As Timberwolves center Karl-Anthony Towns was debating playing Saturday night, he said, he had some tough talks with his father and girlfriend about whether he should take the floor when his injured left wrist isn't fully healed. He said both of them told him no.
But as the game neared Towns changed his mind.
"I just put my jersey on and said it's time to go play," Towns said. "Obviously it wasn't the best decision for my personal health at all."
On Sunday a different decision was made. The Wolves and Towns made the decision he would sit out the second end of a back-to-back against the Spurs. The Wolves did get a boost to their lineup even as Towns sat out again. Josh Okogie made his return after missing six games because of a left hamstring strain.
Towns played through pain and with a brace on his wrist Saturday night. But he wanted to gut through the game, no matter how much the wrist caused him to wince. Towns made it through and played well in the Wolves' overtime loss, but on Sunday he rested.
The Wolves said there was no re-injury — Towns' absence was instead a part of their plan to manage the injury while he attempted to play through it.
"We want to make sure we're being smart about it for him and us in the short and long term," Saunders said.

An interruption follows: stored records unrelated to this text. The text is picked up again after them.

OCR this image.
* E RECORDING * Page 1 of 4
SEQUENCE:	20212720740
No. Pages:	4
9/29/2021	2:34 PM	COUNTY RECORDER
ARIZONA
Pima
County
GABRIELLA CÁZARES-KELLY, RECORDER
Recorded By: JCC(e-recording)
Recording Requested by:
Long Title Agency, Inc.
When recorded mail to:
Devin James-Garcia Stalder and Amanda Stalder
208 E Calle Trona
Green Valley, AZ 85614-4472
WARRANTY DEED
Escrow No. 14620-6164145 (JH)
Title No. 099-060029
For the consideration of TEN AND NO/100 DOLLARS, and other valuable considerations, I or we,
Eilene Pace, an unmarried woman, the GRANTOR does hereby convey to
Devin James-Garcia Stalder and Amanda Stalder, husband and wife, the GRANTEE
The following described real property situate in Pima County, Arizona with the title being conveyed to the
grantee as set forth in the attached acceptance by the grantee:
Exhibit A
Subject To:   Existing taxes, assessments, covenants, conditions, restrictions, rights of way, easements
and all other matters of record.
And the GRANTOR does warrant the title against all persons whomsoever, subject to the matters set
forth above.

Towns said he was told the injury could cost him six to eight weeks of time, but he made it back on the floor in two. Watching the Wolves lose six straight without him contributed to the speed of his return.
"It wasn't acceptable," Towns said. "I tried to rush as hard as I could to get back and be here with this team. Even if it required playing with one hand, wearing a cast, I was going to do what I gotta do to play."
That meant constant rehab, with Towns displaying on his social media some of the machines to which his wrist was attached while sitting at home.
"The last two weeks have just been constant rehab every single moment," Towns said. "As soon as I wake up I'm rehabbing until I sleep."
Saunders deferred to medical experts a question about whether Towns was vulnerable to reinjury by attempting to play through the pain. He did say the Wolves tried to accommodate Towns in their game plan by getting him the ball in spots that might require less stress on his left wrist.
Saunders said the plan for Towns' availability is a "fluid" one, and the Wolves have two off days before their next game, against Memphis on Wednesday.
A teaching moment
Wolves rookie Anthony Edwards had a learning experience Saturday when he committed a turnover while appearing indecisive on the Wolves' final offensive possession of overtime. With the Wolves down by three points, Edwards drove to the hoop and appeared to have an easy dunk with about nine seconds remaining. Instead, Edwards tried to pass back out for a three-pointer after hearing the bench yelling for one and turned it over.
"I was going to dunk the ball and they were like, 'three, three, three,' so I thought, 'Let me find somebody,'" he said.
Edwards mentioned Saunders told the bench not to do that because a two would have been acceptable, and the Wolves could have then fouled, called a timeout, advanced the ball and gotten one more possession.